Milan is the financial and fashion centre of Italy. It can’t compete with the historical sites of Rome or Florence, so often doesn’t feature on people’s shortlists when thinking about a European city break. However, Milan has a great deal to offer the visitor, wherever their interests may lie.
The city is a major world fashion and design capital. Armani, Versace, Prada, Dolce & Gabbana, Pucci, Gucci and many more started their careers on Milan’s catwalks. Fashionistas make a pilgrimage here to shop at the designers’ flagship stores in the Quadrilatero d’Oro (Golden Quad). Boutiques stocking emerging labels, and chic concept shops also line the city’s streets, while discount outlets selling samples, seconds and last season’s cast-offs are a bargain-hunter’s Holy Grail. Avoid Milan Fashion week though (this year from 18th to 23rd September), because you’ll be lucky to find a hotel room and if you do the price will be vastly inflated! Milan is also the world capital of furniture and homewares (the beanbag is a Milanese brainchild), and a hub for risk-taking contemporary art.

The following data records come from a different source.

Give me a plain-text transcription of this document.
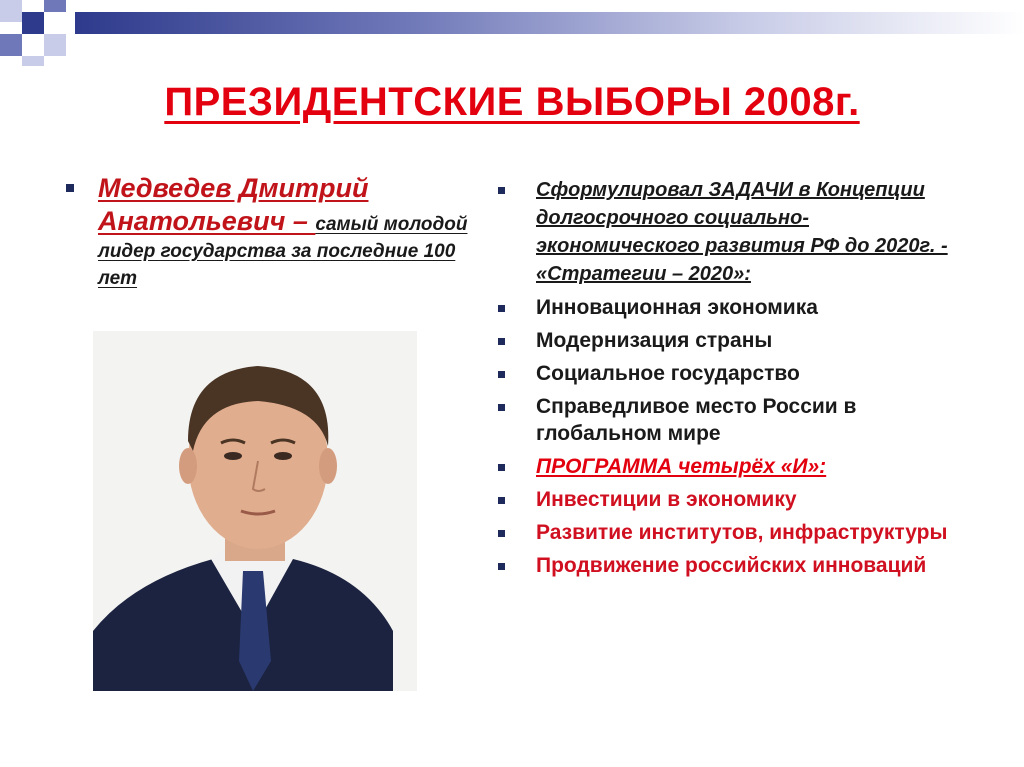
ПРЕЗИДЕНТСКИЕ ВЫБОРЫ 2008г.
Медведев Дмитрий Анатольевич – самый молодой лидер государства за последние 100 лет
Сформулировал ЗАДАЧИ в Концепции долгосрочного социально-экономического развития РФ до 2020г. - «Стратегии – 2020»:
Инновационная экономика
Модернизация страны
Социальное государство
Справедливое место России в глобальном мире
ПРОГРАММА четырёх «И»:
Инвестиции в экономику
Развитие институтов, инфраструктуры
Продвижение российских инноваций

For lovers of more traditional art, a visit to the church of Santa Maria della Grazie to see The Last Supper by Leonardo da Vinci is a “must”. The work is testament to a troubled history. Paint started peeling away in Renaissance times, when the wall was used for target practice. In the 19th century it was a backdrop to the French invasion and nearly got destroyed in the Second World War. It is a miracle that it has survived but thanks to a restoration the fresco can now be seen in full colour. You need to reserve a timed, 15-minute slot in which to visit the masterpiece.
No description of Milan’s sights would be complete without a mention of the cathedral, or Duomo. Standing proudly on the Piazza del Duomo, the third largest church in Christendom (outdone only by St Peter’s in Rome and Seville’s cathedral), the Duomo has been described as “mind-blowingly beautiful”. Although the key elements were in place by 1391 and the cathedral was consecrated in 1418, it took the best part of 500 years to build. Work began in brick, but was upgraded to marble as its architects understood the grandeur of the project. Over time, it was adorned with Gothic spires and an astonishing wealth of statues. Politics, a lack of money and downright indifference kept the project on permanent standby. Finally, early in the 19th century, the façade was put on the church by order of Napoleon. He kick-started the final stages of construction before crowning himself king of Italy here in 1805.
For lovers of Italian food, Milanese restaurants serve possibly the most varied of all Italy’s regional cuisines. Here you’ll find creamy pasta and rich dishes cooked with butter. Alla Milanese cuisine implies that the main ingredients are coated or dipped in eggs and breadcrumbs with parmesan cheese and sautéed in butter. Among the signature Milanese dishes are risotto paired with osso buco, a Milanese specialty of cross-cut veal shanks braised with vegetables, often enriched with saffron and chicken broth. Fish is also a major ingredient of Milanese cuisine, particularly pike and trout from the lakes of Lombardy.
It’s impossible to finish without a quick mention of football. The San Siro Stadium is an essential place of pilgrimage for any football fanatic. This 85,000-seater is home to two rival clubs, AC Milan and FC Internazionale (Inter), which are among the most powerful in the world. Even on non-match days, a tour and a visit to the museum gives an insight into the powerhouse of football. There are plenty of items of historical interest, such as old table football sets, photographs from the stadium’s first Milan-Inter match and a display of football boots showing how they’ve developed over the past century.